L’agente orange, ovvero l’ultimo emissario del capitalismo finanziario internazionale sul terreno della previdenza, riesce finalmente a far decollare l’operazione busta arancione, volta a notificare senza possibilità di scampo a milioni di lavoratori e lavoratrici del nostro paese che quella che li aspetta fra trent’anni è una pensione da fame, nel senso letterale del termine.
Intanto, per cominciare, un piccolo contributo a questo risultato viene subito fornito con la spesa di non meno di 50 milioni di euro per questa operazione di terrorismo previdenziale camuffata da campagna di corretta informazione. Un Istituto Nazionale della Previdenza Sociale con una governance sempre più improbabile: dopo la riforma attuata dal centrodestra berlusconiano del suo assetto istituzionale, con una presidenza che si porta appresso un direttore generale sprovvisto dei requisiti di legge, autosospesosi dal mese scorso dopo l’accertamento di un’omissione contributiva di 40 milioni di euro dell’Enel di cui è stato direttore del personale per un decennio. Ebbene, codesto Istituto Nazionale non trova di meglio, a vent’anni dall’esordio della previdenza integrativa sussidiata e cogestita, che riproporre ancora una volta il cosiddetto secondo pilastro previdenziale. Questa volta, però, lo fa in una logica di ricatto puro che non è più possibile dissimulare: a quanti sono già iscritti ai fondi integrativi di categoria dopo l’entrata in vigore della legge Dini del 1995 (poco meno di 5 milioni, che rimangono tali perché per legge non possono più ritirare la loro adesione) si vogliono aggiungere altri lavoratori. A loro – dopo il fallimento lo scorso anno dell’operazione diversiva «TFR in busta paga», con annessa «piccola rapina fiscale» del governo – si vuole propinare un’ulteriore bubbola che in realtà dovrebbe servire a supportare il processo di costruzione del welfare aziendale, detto anche di secondo livello, integrando l’azione concertativa di Confindustria e sindacati confederali impegnati nella riforma della contrattazione, vale a dire per l’appunto la sua aziendalizzazione.

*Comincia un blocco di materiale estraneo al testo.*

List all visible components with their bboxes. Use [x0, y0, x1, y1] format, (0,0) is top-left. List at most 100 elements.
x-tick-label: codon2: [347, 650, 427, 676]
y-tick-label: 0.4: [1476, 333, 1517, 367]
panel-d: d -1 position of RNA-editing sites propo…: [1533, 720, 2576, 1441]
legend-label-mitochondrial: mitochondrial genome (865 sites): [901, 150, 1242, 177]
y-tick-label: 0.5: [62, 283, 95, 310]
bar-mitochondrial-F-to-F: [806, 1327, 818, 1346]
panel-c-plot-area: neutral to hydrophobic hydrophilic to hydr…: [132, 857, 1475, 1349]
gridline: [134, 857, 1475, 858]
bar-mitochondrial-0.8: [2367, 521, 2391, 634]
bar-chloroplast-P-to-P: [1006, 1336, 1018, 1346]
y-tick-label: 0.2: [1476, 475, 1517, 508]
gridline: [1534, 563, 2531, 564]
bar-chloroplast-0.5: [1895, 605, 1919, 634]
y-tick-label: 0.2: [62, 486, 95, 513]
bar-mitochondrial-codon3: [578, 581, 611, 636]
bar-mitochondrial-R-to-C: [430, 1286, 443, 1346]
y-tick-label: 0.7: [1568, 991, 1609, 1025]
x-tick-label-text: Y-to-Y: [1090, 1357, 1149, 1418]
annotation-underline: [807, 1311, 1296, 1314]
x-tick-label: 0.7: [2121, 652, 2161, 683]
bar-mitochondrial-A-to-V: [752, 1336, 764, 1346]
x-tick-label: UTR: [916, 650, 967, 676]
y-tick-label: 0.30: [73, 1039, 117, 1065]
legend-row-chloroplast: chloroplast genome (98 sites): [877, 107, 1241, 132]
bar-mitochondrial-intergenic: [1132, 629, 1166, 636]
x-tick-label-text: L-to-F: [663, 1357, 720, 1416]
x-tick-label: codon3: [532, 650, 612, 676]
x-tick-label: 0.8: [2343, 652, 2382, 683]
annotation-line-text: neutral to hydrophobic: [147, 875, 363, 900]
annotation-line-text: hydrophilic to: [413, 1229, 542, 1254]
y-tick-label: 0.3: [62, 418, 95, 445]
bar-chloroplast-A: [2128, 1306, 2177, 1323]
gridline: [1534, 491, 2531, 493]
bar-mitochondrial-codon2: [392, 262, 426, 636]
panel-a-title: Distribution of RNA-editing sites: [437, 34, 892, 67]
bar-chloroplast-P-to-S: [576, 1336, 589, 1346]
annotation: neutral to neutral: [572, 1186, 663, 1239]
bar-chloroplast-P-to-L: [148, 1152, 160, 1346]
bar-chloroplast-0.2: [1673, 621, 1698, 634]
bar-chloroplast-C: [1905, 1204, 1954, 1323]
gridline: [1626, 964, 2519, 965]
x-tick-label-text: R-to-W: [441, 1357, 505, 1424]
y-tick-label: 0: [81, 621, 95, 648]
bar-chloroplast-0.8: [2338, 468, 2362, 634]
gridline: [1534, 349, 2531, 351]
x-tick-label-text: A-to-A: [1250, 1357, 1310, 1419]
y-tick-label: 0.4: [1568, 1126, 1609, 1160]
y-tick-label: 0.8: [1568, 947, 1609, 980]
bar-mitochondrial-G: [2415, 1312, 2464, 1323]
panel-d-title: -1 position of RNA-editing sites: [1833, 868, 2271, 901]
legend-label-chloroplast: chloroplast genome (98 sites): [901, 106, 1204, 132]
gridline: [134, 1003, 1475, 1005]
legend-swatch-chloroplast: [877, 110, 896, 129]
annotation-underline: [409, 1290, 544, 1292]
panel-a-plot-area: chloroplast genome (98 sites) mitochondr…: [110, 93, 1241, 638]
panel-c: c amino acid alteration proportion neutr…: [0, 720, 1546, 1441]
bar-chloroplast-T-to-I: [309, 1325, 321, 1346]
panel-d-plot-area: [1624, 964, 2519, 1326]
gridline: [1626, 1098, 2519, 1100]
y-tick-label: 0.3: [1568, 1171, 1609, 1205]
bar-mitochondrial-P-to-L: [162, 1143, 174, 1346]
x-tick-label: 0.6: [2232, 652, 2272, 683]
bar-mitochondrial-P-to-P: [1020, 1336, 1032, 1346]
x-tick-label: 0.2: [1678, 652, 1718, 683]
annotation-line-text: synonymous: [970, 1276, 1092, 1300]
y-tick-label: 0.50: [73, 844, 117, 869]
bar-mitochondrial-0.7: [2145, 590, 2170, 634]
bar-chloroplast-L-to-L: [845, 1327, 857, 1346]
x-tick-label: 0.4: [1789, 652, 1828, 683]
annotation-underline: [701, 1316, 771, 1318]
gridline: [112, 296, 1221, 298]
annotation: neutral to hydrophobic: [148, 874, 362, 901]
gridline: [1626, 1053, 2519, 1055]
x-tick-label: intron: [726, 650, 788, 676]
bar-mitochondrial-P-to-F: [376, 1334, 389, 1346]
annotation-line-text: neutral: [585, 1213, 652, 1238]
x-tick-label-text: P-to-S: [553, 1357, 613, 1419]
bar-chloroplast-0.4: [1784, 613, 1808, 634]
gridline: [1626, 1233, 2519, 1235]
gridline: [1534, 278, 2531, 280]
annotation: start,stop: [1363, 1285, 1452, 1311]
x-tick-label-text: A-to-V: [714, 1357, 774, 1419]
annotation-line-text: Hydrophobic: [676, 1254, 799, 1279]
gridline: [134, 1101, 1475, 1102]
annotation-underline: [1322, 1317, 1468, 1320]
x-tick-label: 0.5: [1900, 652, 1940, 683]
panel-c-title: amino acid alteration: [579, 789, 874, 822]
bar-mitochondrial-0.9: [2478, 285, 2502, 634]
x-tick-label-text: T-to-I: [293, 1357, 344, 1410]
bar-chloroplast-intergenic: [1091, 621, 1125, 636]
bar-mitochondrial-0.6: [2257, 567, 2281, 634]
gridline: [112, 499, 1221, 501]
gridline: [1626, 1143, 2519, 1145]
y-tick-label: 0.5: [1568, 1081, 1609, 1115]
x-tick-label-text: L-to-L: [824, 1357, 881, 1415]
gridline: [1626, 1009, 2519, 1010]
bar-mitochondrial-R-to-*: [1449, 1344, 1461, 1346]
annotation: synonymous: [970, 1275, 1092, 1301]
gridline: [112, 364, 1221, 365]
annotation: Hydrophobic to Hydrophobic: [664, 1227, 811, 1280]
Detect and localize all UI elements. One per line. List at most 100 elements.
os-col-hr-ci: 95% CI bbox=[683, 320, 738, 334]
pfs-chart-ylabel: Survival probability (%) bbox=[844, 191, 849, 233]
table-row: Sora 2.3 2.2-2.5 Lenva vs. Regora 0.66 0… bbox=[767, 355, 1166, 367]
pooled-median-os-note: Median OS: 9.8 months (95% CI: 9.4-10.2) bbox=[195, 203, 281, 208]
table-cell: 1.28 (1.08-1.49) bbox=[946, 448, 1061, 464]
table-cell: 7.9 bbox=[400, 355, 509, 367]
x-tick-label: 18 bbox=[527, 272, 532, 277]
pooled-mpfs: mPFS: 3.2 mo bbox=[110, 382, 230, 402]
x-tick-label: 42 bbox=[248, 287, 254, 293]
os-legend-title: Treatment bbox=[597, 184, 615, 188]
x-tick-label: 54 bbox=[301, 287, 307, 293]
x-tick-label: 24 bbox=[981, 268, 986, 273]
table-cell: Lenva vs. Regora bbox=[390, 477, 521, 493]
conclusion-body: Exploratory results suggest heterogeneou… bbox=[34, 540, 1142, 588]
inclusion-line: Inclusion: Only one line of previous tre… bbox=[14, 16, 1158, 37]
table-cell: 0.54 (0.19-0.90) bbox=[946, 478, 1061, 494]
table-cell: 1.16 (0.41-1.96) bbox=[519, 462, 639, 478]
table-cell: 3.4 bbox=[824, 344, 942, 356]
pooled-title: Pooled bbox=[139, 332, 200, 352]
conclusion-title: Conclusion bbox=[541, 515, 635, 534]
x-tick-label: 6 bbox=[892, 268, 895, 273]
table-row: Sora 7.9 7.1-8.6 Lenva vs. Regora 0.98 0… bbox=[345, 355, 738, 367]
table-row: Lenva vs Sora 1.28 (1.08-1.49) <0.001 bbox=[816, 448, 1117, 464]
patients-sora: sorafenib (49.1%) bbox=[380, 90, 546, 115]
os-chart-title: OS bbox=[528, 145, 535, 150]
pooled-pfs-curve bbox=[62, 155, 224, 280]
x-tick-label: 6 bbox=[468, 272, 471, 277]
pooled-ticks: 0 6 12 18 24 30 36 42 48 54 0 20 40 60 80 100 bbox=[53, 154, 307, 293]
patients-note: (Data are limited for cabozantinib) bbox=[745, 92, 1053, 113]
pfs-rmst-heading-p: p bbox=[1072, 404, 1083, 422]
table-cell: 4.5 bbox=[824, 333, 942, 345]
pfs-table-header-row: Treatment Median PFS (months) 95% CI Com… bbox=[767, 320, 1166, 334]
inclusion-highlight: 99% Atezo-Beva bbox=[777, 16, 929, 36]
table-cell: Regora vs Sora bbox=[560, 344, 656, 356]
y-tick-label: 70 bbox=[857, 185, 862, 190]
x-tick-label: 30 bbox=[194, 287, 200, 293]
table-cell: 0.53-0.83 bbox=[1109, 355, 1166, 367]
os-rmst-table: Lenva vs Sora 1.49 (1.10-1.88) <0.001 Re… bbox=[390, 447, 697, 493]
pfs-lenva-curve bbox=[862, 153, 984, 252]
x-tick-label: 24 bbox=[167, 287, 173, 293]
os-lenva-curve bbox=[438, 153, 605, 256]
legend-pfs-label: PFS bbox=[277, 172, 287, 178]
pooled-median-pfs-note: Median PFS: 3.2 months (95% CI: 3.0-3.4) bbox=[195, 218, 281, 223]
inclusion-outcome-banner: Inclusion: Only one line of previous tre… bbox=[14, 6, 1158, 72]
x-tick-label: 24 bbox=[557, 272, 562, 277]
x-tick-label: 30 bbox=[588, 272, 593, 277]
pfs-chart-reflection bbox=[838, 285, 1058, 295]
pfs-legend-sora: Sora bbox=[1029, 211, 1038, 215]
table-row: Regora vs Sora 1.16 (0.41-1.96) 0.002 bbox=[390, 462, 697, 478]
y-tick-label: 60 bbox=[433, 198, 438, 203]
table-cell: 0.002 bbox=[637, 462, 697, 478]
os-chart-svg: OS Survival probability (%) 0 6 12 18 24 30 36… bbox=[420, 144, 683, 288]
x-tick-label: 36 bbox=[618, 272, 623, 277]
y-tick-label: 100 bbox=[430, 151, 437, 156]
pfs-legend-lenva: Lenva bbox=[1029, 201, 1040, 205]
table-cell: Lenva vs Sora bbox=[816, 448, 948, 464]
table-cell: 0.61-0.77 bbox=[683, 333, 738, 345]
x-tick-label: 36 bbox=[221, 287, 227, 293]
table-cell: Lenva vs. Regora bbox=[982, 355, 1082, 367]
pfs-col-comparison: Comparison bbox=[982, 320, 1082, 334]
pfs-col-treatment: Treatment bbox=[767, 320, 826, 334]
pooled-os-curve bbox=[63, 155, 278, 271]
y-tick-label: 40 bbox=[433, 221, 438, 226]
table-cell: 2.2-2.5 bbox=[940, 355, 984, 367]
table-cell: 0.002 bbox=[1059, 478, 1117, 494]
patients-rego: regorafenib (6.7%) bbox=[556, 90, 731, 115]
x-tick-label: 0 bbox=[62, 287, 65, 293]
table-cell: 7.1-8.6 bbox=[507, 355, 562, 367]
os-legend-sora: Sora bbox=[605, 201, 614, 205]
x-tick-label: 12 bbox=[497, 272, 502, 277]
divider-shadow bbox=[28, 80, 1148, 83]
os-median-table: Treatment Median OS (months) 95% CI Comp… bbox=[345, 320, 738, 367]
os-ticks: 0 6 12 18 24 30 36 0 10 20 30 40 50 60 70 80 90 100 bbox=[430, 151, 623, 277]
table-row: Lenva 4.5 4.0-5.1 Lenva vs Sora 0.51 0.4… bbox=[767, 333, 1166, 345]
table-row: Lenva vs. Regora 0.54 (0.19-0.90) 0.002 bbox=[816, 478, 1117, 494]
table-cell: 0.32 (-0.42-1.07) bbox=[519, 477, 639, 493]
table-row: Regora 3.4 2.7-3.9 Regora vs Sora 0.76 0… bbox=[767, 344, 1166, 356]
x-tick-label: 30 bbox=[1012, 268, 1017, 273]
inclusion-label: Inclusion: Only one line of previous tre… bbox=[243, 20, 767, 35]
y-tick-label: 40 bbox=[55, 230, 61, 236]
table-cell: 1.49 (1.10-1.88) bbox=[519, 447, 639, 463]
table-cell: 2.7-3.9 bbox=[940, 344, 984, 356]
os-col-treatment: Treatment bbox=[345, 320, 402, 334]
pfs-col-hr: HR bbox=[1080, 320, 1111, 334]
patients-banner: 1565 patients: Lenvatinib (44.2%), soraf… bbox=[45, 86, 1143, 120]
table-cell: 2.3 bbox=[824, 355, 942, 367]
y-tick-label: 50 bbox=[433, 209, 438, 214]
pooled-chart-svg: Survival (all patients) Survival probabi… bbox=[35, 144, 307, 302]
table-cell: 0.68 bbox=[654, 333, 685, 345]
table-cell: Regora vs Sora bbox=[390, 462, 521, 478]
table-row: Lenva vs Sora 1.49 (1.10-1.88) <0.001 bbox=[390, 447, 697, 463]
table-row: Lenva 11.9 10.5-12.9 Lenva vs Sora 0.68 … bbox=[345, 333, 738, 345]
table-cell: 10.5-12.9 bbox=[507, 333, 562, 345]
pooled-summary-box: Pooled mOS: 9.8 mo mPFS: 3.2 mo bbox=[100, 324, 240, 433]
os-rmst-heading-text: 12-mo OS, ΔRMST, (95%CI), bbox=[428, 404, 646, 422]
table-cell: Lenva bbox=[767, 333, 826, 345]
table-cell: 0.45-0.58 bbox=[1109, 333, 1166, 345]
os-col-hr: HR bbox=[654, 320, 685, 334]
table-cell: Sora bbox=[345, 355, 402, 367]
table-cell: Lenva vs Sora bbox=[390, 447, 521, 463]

D’altra parte, evidentemente, anche sul versante pensionistico si vogliono incassare risultati congrui alle azioni governative sul fronte della precarizzazione e della svalutazione del lavoro. Dopo aver venduto oltre 110 milioni di voucher nel 2015 e più di 9 milioni nel solo gennaio 2016, a suggello di tali devastanti risultati si punta a una nuova riforma delle pensioni che chiuda definitivamente la partita della socializzazione del loro costo. L’attacco al lavoro è sempre più esteso e determinato, gli ammortizzatori sociali storici si estingueranno quest’anno lasciando on the road centinaia di migliaia di dipendenti ultracinquantenni in massima parte: la tentazione di chiudere politicamente il conto è forte e i margini per eludere lo scontro vanno esaurendosi. Non va dimenticato, si parva licet, che l’agente orange non è riuscito a impedire la sconfitta statunitense in Vietnam. Una mossa come la busta arancione di massa potrebbe risultare la goccia che fa traboccare il vaso per milioni di precarie, operai e migranti: c’è un limite alle provocazioni dissimulate dalla neolingua della finanza globale.